Je lui demande : « Vous vous souvenez sans doute vous-même de la période de la guerre, puisque vous aviez déjà 9 ans. »
« Oui, en juin 1941, mon père reçoit un ordre de mission du gouvernement : il doit se rendre à Tachkent pour participer à la construction de l’Opéra de la république d'Ouzbékistan. Nous avons fermé nos deux pièces dans l’appartement communautaire et nous sommes partis. C’est dans le train qui nous emmenait en Asie centrale que nous avons appris que l’Allemagne avait attaqué l’Union soviétique, le 22 juin. Que faire ? Il s’agit d’une mission de l’Etat et mon père décide donc de continuer la route. Mais au bout de quelques mois, le chantier de l’Opéra est arrêté, et mon père est envoyé pour travailler au Tadjikistan. A la fin de la guerre, nous sommes rentrés à Moscou ».
« Vous avez retrouvé vos deux pièces ?
« Oui, mais pendant la guerre d’autres gens y habitaient, et tout avait été emporté, sauf le piano.»
« Vladimir reprend son travail au Bolchoï ? »
« Non, il travaille, mais comme traducteur de textes techniques en allemand. Mais surtout il veut quitter Moscou et retourner vivre en Asie centrale. Comme si son séjour pendant la guerre avait réveillé en lui une nostalgie de l'Asie de son enfance. Mais on ne pouvait pas à cette époque déménager d'une ville à l'autre comme ça. Il devait pour cela trouver une mission officielle.
En 1948, il en trouve une à Alma-Ata, la capitale du Kazakhstan. Je ne sais pas combien de fois j’ai changé d’école pendant mon enfance. Mais ma mère en avait assez de cette vie nomade, et des difficultés matérielles qu' ils rencontraient, logement, etc... Elle a persuadé mon père de revenir à Moscou. Là, mon père est allé travailler comme ingénieur dans une usine qui fabriquait des fours électriques industriels. C’est dans cette entreprise qu’il a obtenu en 1953, comme de nombreux travailleurs, une parcelle de terrain à la campagne à 43 km de Moscou pour y construire une datcha.* Il l’a construite lui-même, a aménagé un jardin et un verger. En 1955 il a pris sa retraite et cette datcha est devenu son refuge, son monde. Il y a passé pratiquement tout le reste de sa vie. Jusqu'à la fin il évitait de parler de sa vie passée et celle de sa famille.

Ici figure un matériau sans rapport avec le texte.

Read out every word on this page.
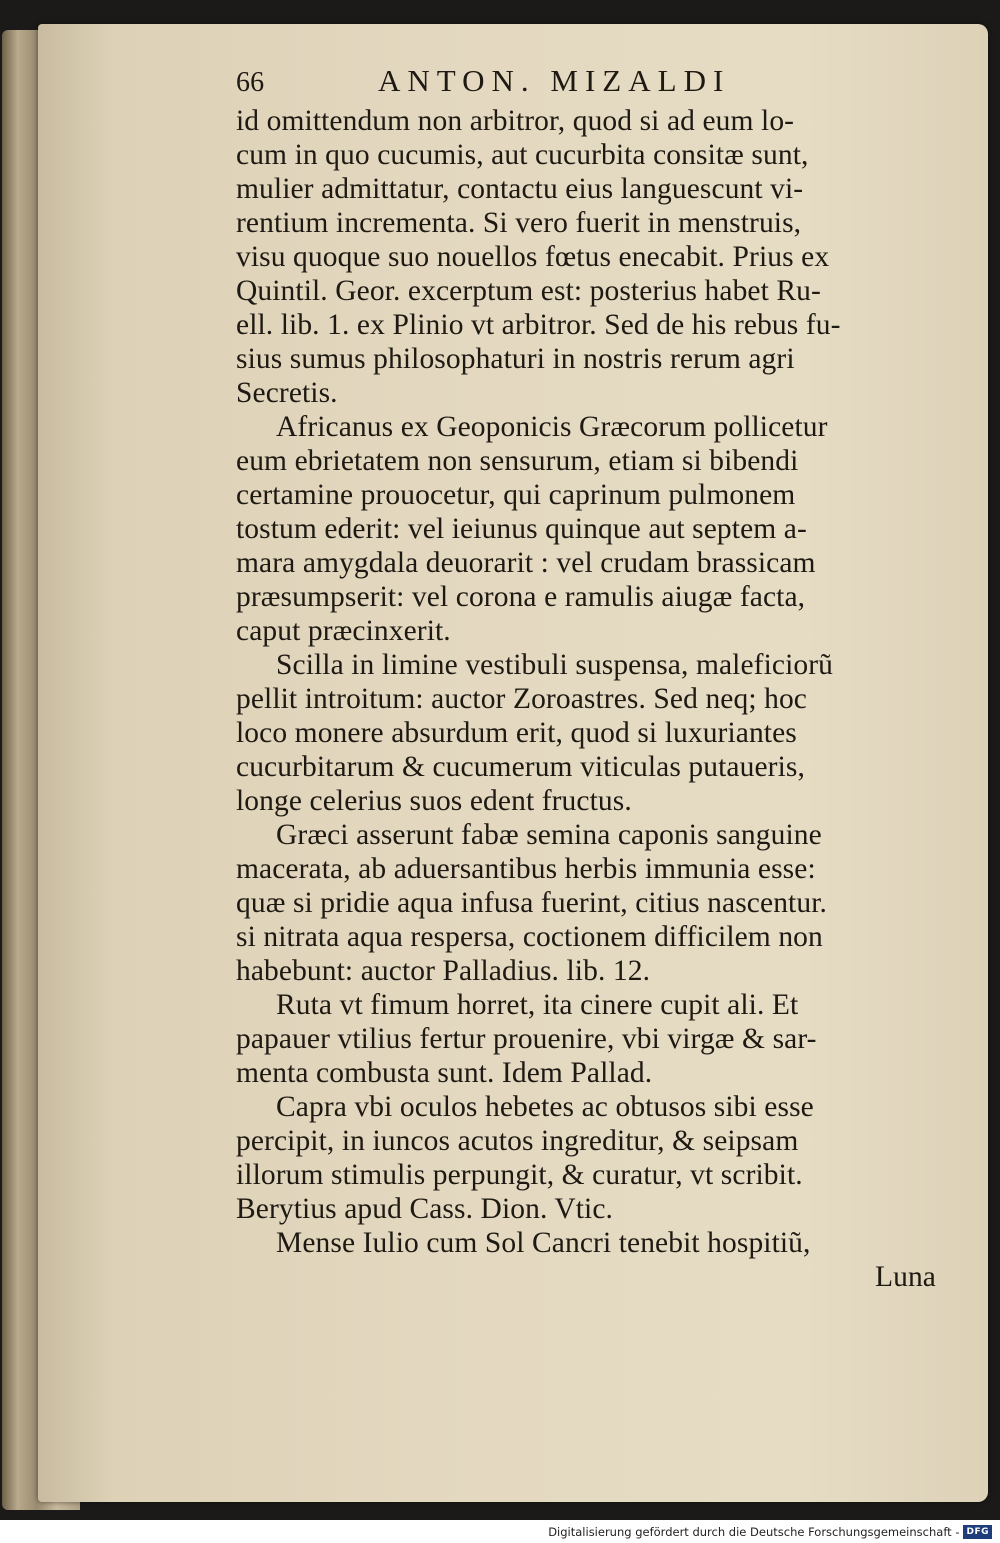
66	ANTON. MIZALDI

id omittendum non arbitror, quod si ad eum lo-
cum in quo cucumis, aut cucurbita consitæ sunt,
mulier admittatur, contactu eius languescunt vi-
rentium incrementa. Si vero fuerit in menstruis,
visu quoque suo nouellos fœtus enecabit. Prius ex
Quintil. Geor. excerptum est: posterius habet Ru-
ell. lib. 1. ex Plinio vt arbitror. Sed de his rebus fu-
sius sumus philosophaturi in nostris rerum agri
Secretis.

Africanus ex Geoponicis Græcorum pollicetur
eum ebrietatem non sensurum, etiam si bibendi
certamine prouocetur, qui caprinum pulmonem
tostum ederit: vel ieiunus quinque aut septem a-
mara amygdala deuorarit : vel crudam brassicam
præsumpserit: vel corona e ramulis aiugæ facta,
caput præcinxerit.

Scilla in limine vestibuli suspensa, maleficiorũ
pellit introitum: auctor Zoroastres. Sed neq; hoc
loco monere absurdum erit, quod si luxuriantes
cucurbitarum & cucumerum viticulas putaueris,
longe celerius suos edent fructus.

Græci asserunt fabæ semina caponis sanguine
macerata, ab aduersantibus herbis immunia esse:
quæ si pridie aqua infusa fuerint, citius nascentur.
si nitrata aqua respersa, coctionem difficilem non
habebunt: auctor Palladius. lib. 12.

Ruta vt fimum horret, ita cinere cupit ali. Et
papauer vtilius fertur prouenire, vbi virgæ & sar-
menta combusta sunt. Idem Pallad.

Capra vbi oculos hebetes ac obtusos sibi esse
percipit, in iuncos acutos ingreditur, & seipsam
illorum stimulis perpungit, & curatur, vt scribit.
Berytius apud Cass. Dion. Vtic.

Mense Iulio cum Sol Cancri tenebit hospitiũ,

Luna
Digitalisierung gefördert durch die Deutsche Forschungsgemeinschaft - DFG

A un moment il a reçu une lettre de son frère, Nikolaï, d’Australie. Nikolaï dit qu’il voudrait rentrer en Russie, et demande s’ils pourraient l’accueillir. La famille se réunit, et tous, surtout les soeurs de mon père, décident non seulement de ne pas répondre mais de continuer à taire soigneusement l’existence de ce frère émigré.
Vous voyez que mon père ne pouvait pas en vouloir à Léon de ne pas avoir accepté de l’accueillir, alors qu’eux-mêmes n’ont même pas répondu à la lettre de leur frère. »

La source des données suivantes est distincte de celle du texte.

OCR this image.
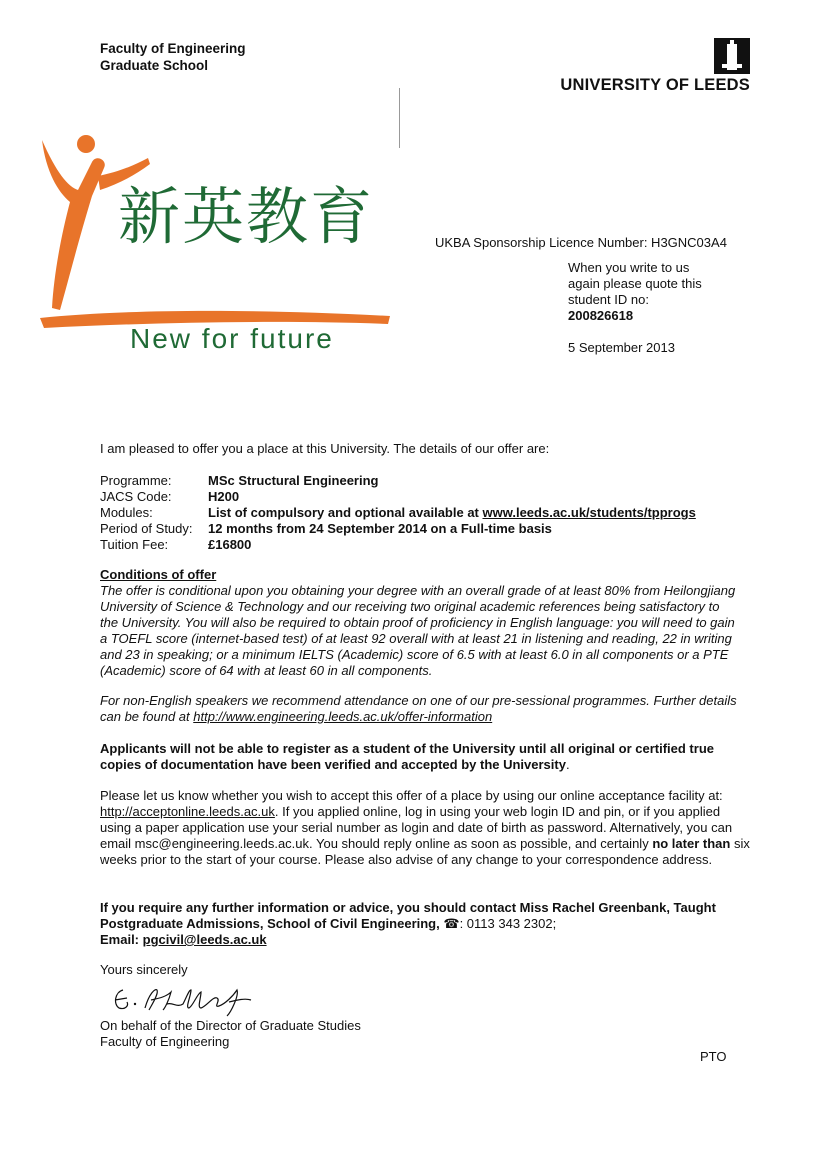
Faculty of Engineering
Graduate School
UNIVERSITY OF LEEDS
新英教育
New for future
UKBA Sponsorship Licence Number: H3GNC03A4
When you write to us
again please quote this
student ID no:
200826618
5 September 2013
I am pleased to offer you a place at this University. The details of our offer are:
Programme:	MSc Structural Engineering
JACS Code:	H200
Modules:	List of compulsory and optional available at www.leeds.ac.uk/students/tpprogs
Period of Study: 12 months from 24 September 2014 on a Full-time basis
Tuition Fee:	£16800
Conditions of offer
The offer is conditional upon you obtaining your degree with an overall grade of at least 80% from Heilongjiang University of Science & Technology and our receiving two original academic references being satisfactory to the University. You will also be required to obtain proof of proficiency in English language: you will need to gain a TOEFL score (internet-based test) of at least 92 overall with at least 21 in listening and reading, 22 in writing and 23 in speaking; or a minimum IELTS (Academic) score of 6.5 with at least 6.0 in all components or a PTE (Academic) score of 64 with at least 60 in all components.
For non-English speakers we recommend attendance on one of our pre-sessional programmes. Further details can be found at http://www.engineering.leeds.ac.uk/offer-information
Applicants will not be able to register as a student of the University until all original or certified true copies of documentation have been verified and accepted by the University.
Please let us know whether you wish to accept this offer of a place by using our online acceptance facility at: http://acceptonline.leeds.ac.uk. If you applied online, log in using your web login ID and pin, or if you applied using a paper application use your serial number as login and date of birth as password. Alternatively, you can email msc@engineering.leeds.ac.uk. You should reply online as soon as possible, and certainly no later than six weeks prior to the start of your course. Please also advise of any change to your correspondence address.
If you require any further information or advice, you should contact Miss Rachel Greenbank, Taught Postgraduate Admissions, School of Civil Engineering, ☎: 0113 343 2302;
Email: pgcivil@leeds.ac.uk
Yours sincerely
On behalf of the Director of Graduate Studies
Faculty of Engineering
PTO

« Vous n’avez plus eu de nouvelles de Nikolaï ? »
« Si, plus tard, nous avons reçu une lettre d’Australie. Quelqu'un nous informait qu'il était décédé et joignait une photo de sa tombe. Une des sœurs s’est alors demandé s’il n’y avait pas un héritage à recevoir. La réaction des autres a été immédiate : tais-toi, surtout pas ! Nous n’avons pas de frère en Australie… »

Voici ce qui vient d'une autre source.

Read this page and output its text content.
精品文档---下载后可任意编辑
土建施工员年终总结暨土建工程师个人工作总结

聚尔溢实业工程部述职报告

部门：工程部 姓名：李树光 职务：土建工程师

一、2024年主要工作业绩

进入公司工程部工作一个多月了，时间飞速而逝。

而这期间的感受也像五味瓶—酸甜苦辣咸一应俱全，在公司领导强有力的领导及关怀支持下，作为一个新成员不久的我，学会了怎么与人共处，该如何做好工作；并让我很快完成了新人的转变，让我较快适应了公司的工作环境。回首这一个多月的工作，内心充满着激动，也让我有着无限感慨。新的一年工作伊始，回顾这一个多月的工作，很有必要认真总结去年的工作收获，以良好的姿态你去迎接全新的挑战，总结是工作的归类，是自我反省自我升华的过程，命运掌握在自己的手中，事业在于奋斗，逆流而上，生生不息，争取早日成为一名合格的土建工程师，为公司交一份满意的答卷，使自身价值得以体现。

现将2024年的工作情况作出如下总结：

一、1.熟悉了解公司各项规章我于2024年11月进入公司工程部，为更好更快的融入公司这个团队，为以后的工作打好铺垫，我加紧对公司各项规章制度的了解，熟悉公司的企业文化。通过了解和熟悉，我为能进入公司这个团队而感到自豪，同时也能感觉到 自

Je quitte les Gabbine avec des sentiments mélangés. Toujours ému d’avoir pu parler au fils de Vladimir Gabbine, rétablir le lien entre un passé qui semblait si lointain, disparu à jamais, et le présent. De savoir que non seulement pour Léon, mais pour Vladimir aussi la vie a continué. Simplement j’ai aussi de la tristesse en comprenant à quel point sa vie était enfermée dans cette peur soviétique, cette banale peur soviétique qui était une prison dont il n’y avait, pour le coup, pas d’évasion possible.